Title: Ensuring access to primary care, behavioral health, and affordable hospital services
Signed by Governor: 05/20/2025 — Effective: 07/27/2025

Purpose
- To limit hospital payment growth for public-employee health plans, increase base payment levels for primary care and nonfacility behavioral health, prohibit certain balance billing, and improve HCA oversight of costs and access for PEBB/SEBB-covered lives.

Scope
- Applies to contractors (health carriers and third-party administrators) that provide medical coverage to public employees and their dependents under chapter 41.05 RCW (PEBB/SEBB), and to Washington hospitals that receive payments under Medicaid programs administered by the Health Care Authority (HCA). Reimbursement for inpatient/outpatient services excludes professional (physician) charges.

Key provisions
- Contracting mandate: A Washington hospital that receives Medicaid payments must contract with a PEBB/SEBB contractor upon receipt of a good-faith offer (with limited exception for HMO-owned hospitals).
- In-network hospital caps (beginning 1/1/2027): reimbursement for inpatient and outpatient hospital services shall be the lesser of billed charges, the contractor's contracted rate, or 200% of the Medicare-equivalent amount. Special rules apply for certain children’s hospitals (see below).
- Step-down (1/1/2029): general in-network cap reduced to the lesser of billed charges, contracted rate, or 190% of the Medicare-equivalent amount.
- Children's hospitals (house amendment): for hospitals primarily serving children located in King and Pierce counties reimbursement is determined as the lesser of billed charges, contracted rate, or a multiple of that hospital’s Medicaid inpatient ratio of cost-to-charges — in-network caps: King County 150%, Pierce County 190%; out-of-network caps: King County 135%, Pierce County 175%.
- Out-of-network hospital cap: generally the lesser of billed charges or 185% of Medicare-equivalent amount. Providers paid under the out-of-network caps may not balance-bill patients beyond plan-authorized cost-sharing.
- Rural hospitals: Critical Access Hospitals (CAH) certified by CMS (and certain Sole Community Hospitals) must be reimbursed at no less than 101% of CMS-defined allowable costs. Many CAH/Sole Community Hospitals are otherwise exempt from caps; exemptions also for a Skagit island hospital and certain tribal land hospitals meeting specified conditions.
- Primary care and behavioral health minimums (in-network): reimbursement may not be less than 150% of the Medicare-equivalent amount for primary care and for nonfacility-based behavioral health services.
- Claims and Medicare equivalence: contractors must submit claims with current CMS modifiers so Medicare-equivalent calculations reflect rebates/adjustments; HCA will adopt rules to calculate equivalents for low-volume/no-Medicare services.
- Data, premiums, enforcement: contractors must supply cost and quality data to HCA on request and may not contractually prevent data sharing. Premiums must reflect anticipated reimbursement changes. HCA may adopt rules and enforcement actions (fines/contract actions).

Reporting and evaluation
- HCA, in consultation with the Office of the Insurance Commissioner, must report to the Governor and legislative committees by 12/31/2030 and again by 12/31/2034 analyzing impacts on network access, enrollee premiums/cost-sharing, and state expenditures; reports may include legislative recommendations.

Budget/fiscal
- No appropriation in the bill. A fiscal note is available. The policy expects premiums and state costs to adjust for reimbursement changes.

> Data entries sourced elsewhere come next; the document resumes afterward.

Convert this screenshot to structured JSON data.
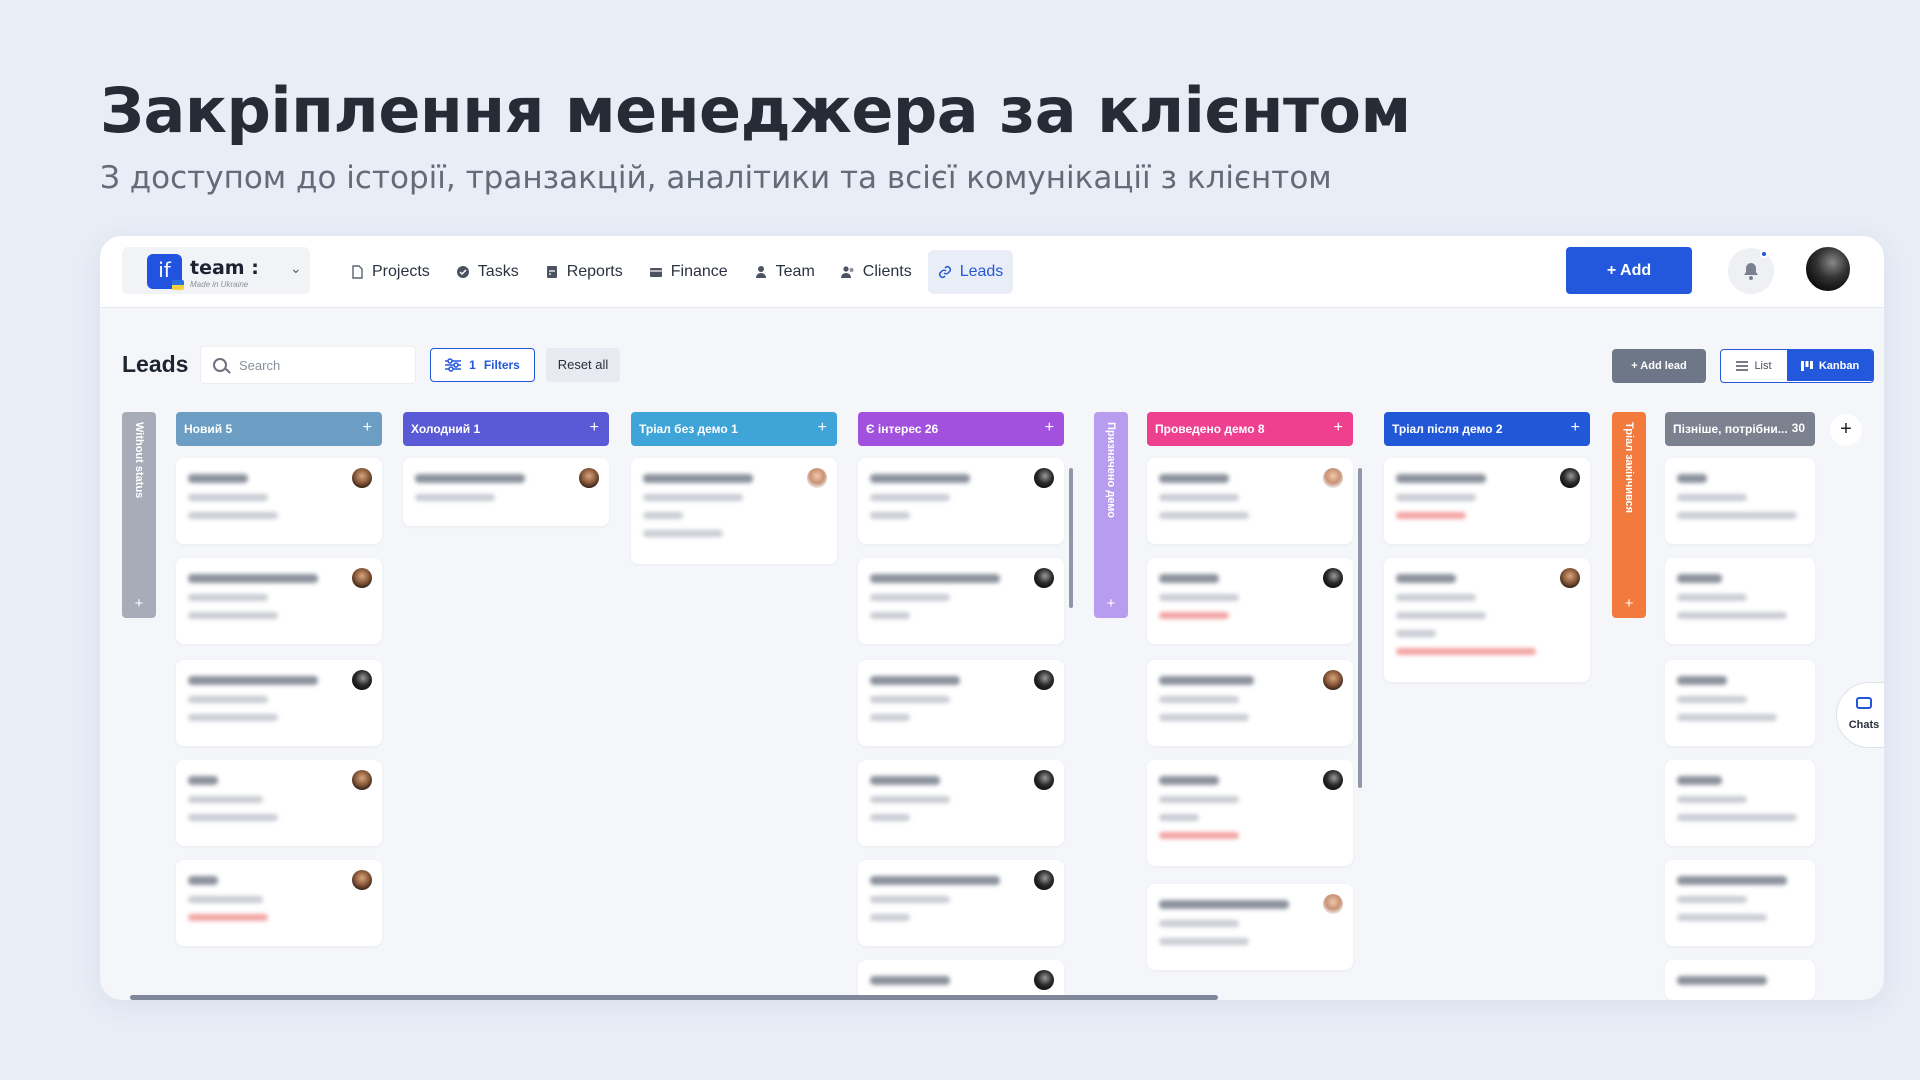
{
  "hero": {
    "title": "Закріплення менеджера за клієнтом",
    "subtitle": "З доступом до історії, транзакцій, аналітики та всієї комунікації з клієнтом"
  },
  "app": {
    "logo": {
      "mark": "if",
      "name": "team :",
      "tagline": "Made in Ukraine"
    },
    "nav": [
      {
        "label": "Projects",
        "icon": "document-icon"
      },
      {
        "label": "Tasks",
        "icon": "check-circle-icon"
      },
      {
        "label": "Reports",
        "icon": "report-icon"
      },
      {
        "label": "Finance",
        "icon": "wallet-icon"
      },
      {
        "label": "Team",
        "icon": "person-icon"
      },
      {
        "label": "Clients",
        "icon": "people-icon"
      },
      {
        "label": "Leads",
        "icon": "link-icon",
        "active": true
      }
    ],
    "add_button": "+ Add",
    "toolbar": {
      "title": "Leads",
      "search_placeholder": "Search",
      "filters_count": "1",
      "filters_label": "Filters",
      "reset_label": "Reset all",
      "add_lead_label": "+ Add lead",
      "view_list": "List",
      "view_kanban": "Kanban"
    },
    "columns": {
      "without_status": "Without status",
      "novyi": {
        "name": "Новий",
        "count": "5"
      },
      "kholodnyi": {
        "name": "Холодний",
        "count": "1"
      },
      "trial_bez_demo": {
        "name": "Тріал без демо",
        "count": "1"
      },
      "interes": {
        "name": "Є інтерес",
        "count": "26"
      },
      "pryznacheno_demo": "Призначено демо",
      "provedeno_demo": {
        "name": "Проведено демо",
        "count": "8"
      },
      "trial_pislia_demo": {
        "name": "Тріал після демо",
        "count": "2"
      },
      "trial_zakinchyvsia": "Тріал закінчився",
      "piznishe": {
        "name": "Пізніше, потрібни...",
        "count": "30"
      }
    },
    "chats_label": "Chats",
    "colors": {
      "novyi": "#6b9ec2",
      "kholodnyi": "#5a5ad6",
      "trial_bez_demo": "#3fa4d8",
      "interes": "#a151dd",
      "pryznacheno": "#b79cf0",
      "provedeno": "#ef3f8f",
      "trial_pislia": "#2058d8",
      "zakinchyvsia": "#f37a3d",
      "piznishe": "#7c8190",
      "without_status": "#a7acb8",
      "accent": "#2358dd"
    }
  }
}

Potential impacts (summary of anticipated effects)
- Intended: slow hospital spending growth for public plans, raise payments to primary care and community behavioral health providers, reduce patient cost exposure via balance-billing limits, and improve HCA oversight of network adequacy and costs.
- Concerns raised (stakeholder testimony): potential revenue pressure on some hospitals (esp. certain rural, sole community, or regional hospitals and some children’s hospitals), possible impacts on hospital solvency and access in affected communities; HCA reports (2030/2034) are intended to measure net effects.

Compiled from official sources — confirm details with the bill’s official record.